= Lutterloh (sewing) =

Pattern-drafting system for pattern-cutting sewing

Lutterloh-System (/de/) is a pattern-drafting system intended for home pattern-cutting sewing. It was developed in Germany in the 1935 by Luise Aigenberger - later Lutterloh. Her grand-children run the company with Marcus Lutterloh and his mother being chiefly responsible for the creation of the designs; Frank and Ralph Lutterloh run the USA and German outlets.

It has been issued in 17 different languages including English, German, French, Dutch/Belgie, Italian, Spanish, Mexican, Czech Republic/Slovakian, Hungarian, Norwegian, Swiss and Russian. The books/binders have been issued under several names, depending on the language – Der Goldene Schnitt, La Coupe D'Or, De Gouden Snit, Zloty Kroj, Az Arani Szabasminta, Det Gylne Snitt, Det Gyllene Snittet, Slaty Strih, Kultainen Kuosi, Altin Method, Il Taglio D'Oro, The Golden Rule, Золотая BbikPonka and El Corte De Oro.

Rather than draft patterns from scratch, the person drafting the pattern refers to a book of designs for garments, and then uses a specific system of radial grading – which is based on the golden ratio – to create full-size pattern pieces in the desired size. The system uses a tape measure that has a scaled section which allows the templates to be drafted to suit the chest and hip measurement of the garment-wearer.

Since 1935, 339 seasonal supplements have been issued quarterly with new designs to add to the collection. There are also themed special editions specially for children, men and vintage styles. New issues are released in February, May, August and November each year.

In the regular kit, which accommodates sizes from 50 cm up to 140 cm, there is an introductory section describing how to use the system, and also a guide to some basic sewing techniques for common elements of garment construction.

There are formal and casual designs which include:
- styles with additional ease included for those with a fuller figure [denoted by an icon of a solid-black mannequin];
- slim-line styles for the teens [denoted by a hollow-white mannequin];
- bridal;
- maternity [pram icon];
- swim/beachwear;
- sportswear.

The regular templates are printed in yellow, to match the yellow/white scaling section of the regular tape measure.

There is also an XL/XXL kit that covers sizes from 110 cm up to 170 cm and has two special edition issues – #29 from 2001 and #35 from 2018.

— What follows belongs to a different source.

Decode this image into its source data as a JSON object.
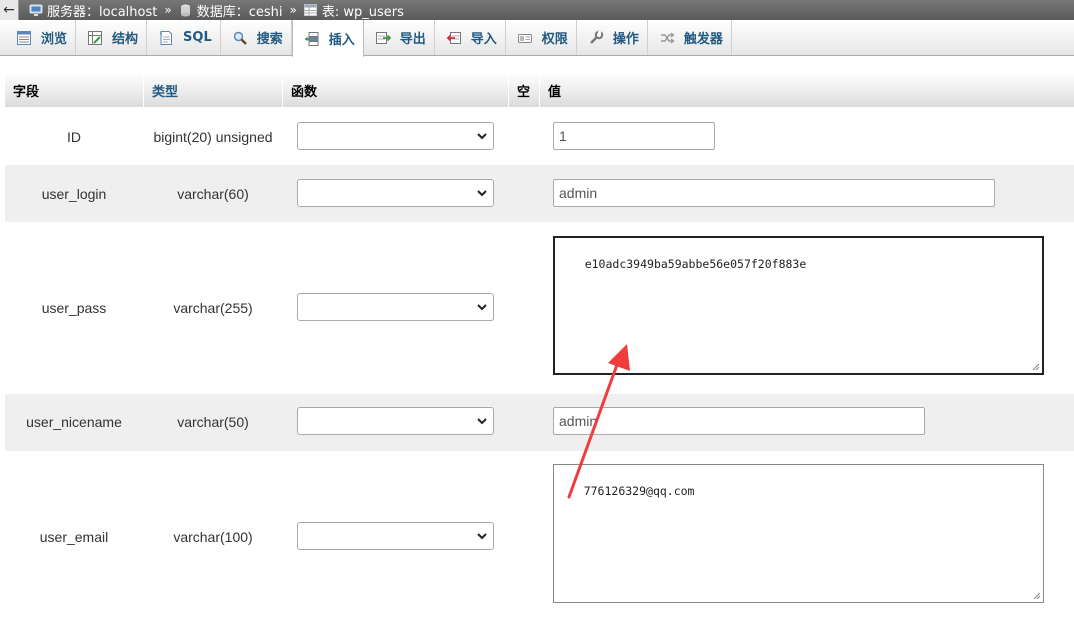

The XL/XXL templates are printed in blue to match the blue scaling section of the XL/XXL tape measure.

The two Tape Measures cannot be used interchangeably because the scaling is different for the two kits.

There is a numbering system to the issues; Supplements containing at least 40 designs being combined into books and binders that have changed appearance occasionally through the history of the company. The contents of the binders change periodically.

While the numbering has been in place for the whole of the history of the Lutterloh-System it is easier since 1974 to know which Supplements are included.

The designs numbered 1, 41, 81, 121, 161, 201 and 241 have a Reg No printed below the publishing date [which is the part in roman numerals].

Ignore the first '0';

the next digits denote the supplement number;

the last 2 digits denote the season [2 = February [Spring], 5 = May [Summer], 8 = August [Autumn] and 11 = November [Winter]

Both the regular and the XL/XXL kits have a toolkit consisting of the Scaled Tape Measure, felt tip pen, drawing pins, scotch tape, which are used when drafting the templates.

The kits are issued in a yellow outer-box when new.